3G Licensing Case Studies



Auctions and Comparative Evaluations – UMTS (3G) Case Studies


Germany – In August 2000, Germany auctioned off 12 blocks of UMTS spectrum. The German regulator (RegTP) published the rules applicable to the award of the UMTS licences on 18 February 2000. The rules provided that eligibility to take part in the auction would be governed by the basic eligibility requirements of the Telecommunications Act. Bidders were required to bid successfully for at least two blocks of spectrum to qualify for a licence. Minimum bid increments were set at 10 percent. Additional rules were established to prevent bidders from influencing the outcome or controlling the pace of the auction. While the auction took place, for example, small groups of representatives of each bidder were isolated from 8 a.m. to 6 p.m. each day, with two observers from RegTP present with each group at all times. Bidders were not able to see what rivals were bidding. Only the highest bids for each block were made known to bidders.


Germany’s UMTS spectrum auction lasted for 14 days and 173 rounds of bids. At the end, six service providers each obtained two blocks of spectrum and 20-year licences. The licences require service providers to provide coverage of at least 50 percent of the German population by the end of 2002. This auction concluded with record bids for UMTS licences: a combined total of over USD 46 billion. As a result of the enormous amounts paid, concerns were expressed that some service providers may well end up spending more on acquiring the licences than on building their networks.
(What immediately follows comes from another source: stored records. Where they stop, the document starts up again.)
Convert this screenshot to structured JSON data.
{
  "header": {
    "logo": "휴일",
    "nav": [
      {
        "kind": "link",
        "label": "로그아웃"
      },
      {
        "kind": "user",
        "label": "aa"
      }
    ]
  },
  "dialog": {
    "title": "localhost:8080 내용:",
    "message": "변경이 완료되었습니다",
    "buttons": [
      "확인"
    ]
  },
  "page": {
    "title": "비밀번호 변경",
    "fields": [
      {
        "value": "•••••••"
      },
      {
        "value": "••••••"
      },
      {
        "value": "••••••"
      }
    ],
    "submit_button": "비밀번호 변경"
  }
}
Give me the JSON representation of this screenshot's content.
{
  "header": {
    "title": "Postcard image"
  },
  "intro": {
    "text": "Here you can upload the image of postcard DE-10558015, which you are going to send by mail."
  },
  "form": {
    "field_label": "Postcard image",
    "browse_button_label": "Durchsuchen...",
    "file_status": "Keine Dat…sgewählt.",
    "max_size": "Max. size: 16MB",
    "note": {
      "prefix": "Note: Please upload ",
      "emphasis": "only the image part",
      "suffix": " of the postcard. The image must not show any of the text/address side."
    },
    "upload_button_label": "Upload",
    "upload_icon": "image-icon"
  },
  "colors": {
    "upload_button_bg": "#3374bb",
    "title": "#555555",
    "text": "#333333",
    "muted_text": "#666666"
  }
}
United Kingdom, Spain and Netherlands – The UMTS spectrum auction held in the United Kingdom in April 2000 raised USD 32.58 billion. That process continued for more than 100 rounds over a period of more than four weeks. The Netherlands auctioned off five licenses for USD 2.3 billion in July 2000. Spain, on the other hand, raised only USD 425 million from its sale of four UMTS licences in March 2000.


Norway – In Norway, a comparative evaluation process was used instead of an auction to grant UMTS spec­trum licences. Applicants were required to meet minimum eligibility requirements, such as a commitment to meet specific coverage and roll out obligations, and proof of financial strength/capability. The two main selection criteria were coverage (geographical and in terms of population) and roll out. Financial aspects, quality of service, environmental impact and previous experience were secondary criteria.


Norway’s emphasis was not on raising as much money as possible from the licensing of spectrum for 3G mobile systems. Rather the goal was to encourage rapid network development and to increase the country’s overall competitiveness. In Norway, wireless service providers are required to pay moderate administrative and fre­quency management fees. Service providers awarded 3G spectrum licences were required to pay a special annual fee of approximately USD 2 million. In addition, subject to parliamentary approval, 3G licensees were required to pay a one-time lump sum of approximately USD 11 million. These sums are very small compared with the results of the spectrum auctions in the United Kingdom and Germany.


Sweden – In Sweden, spectrum licences for 3G mobile communications systems will also be awarded using a comparative evaluation process. Swedish law provides that spectrum licences must be awarded based on specific criteria. As in Norway, the main selection criteria for the award of 3G spectrum licences in Sweden are coverage and roll out. Modest fees will be charged for the spectrum licences. This approach is consid­ered beneficial in that it will enable service providers to invest in network development. High spectrum fees paid by service providers will not be passed on to customers.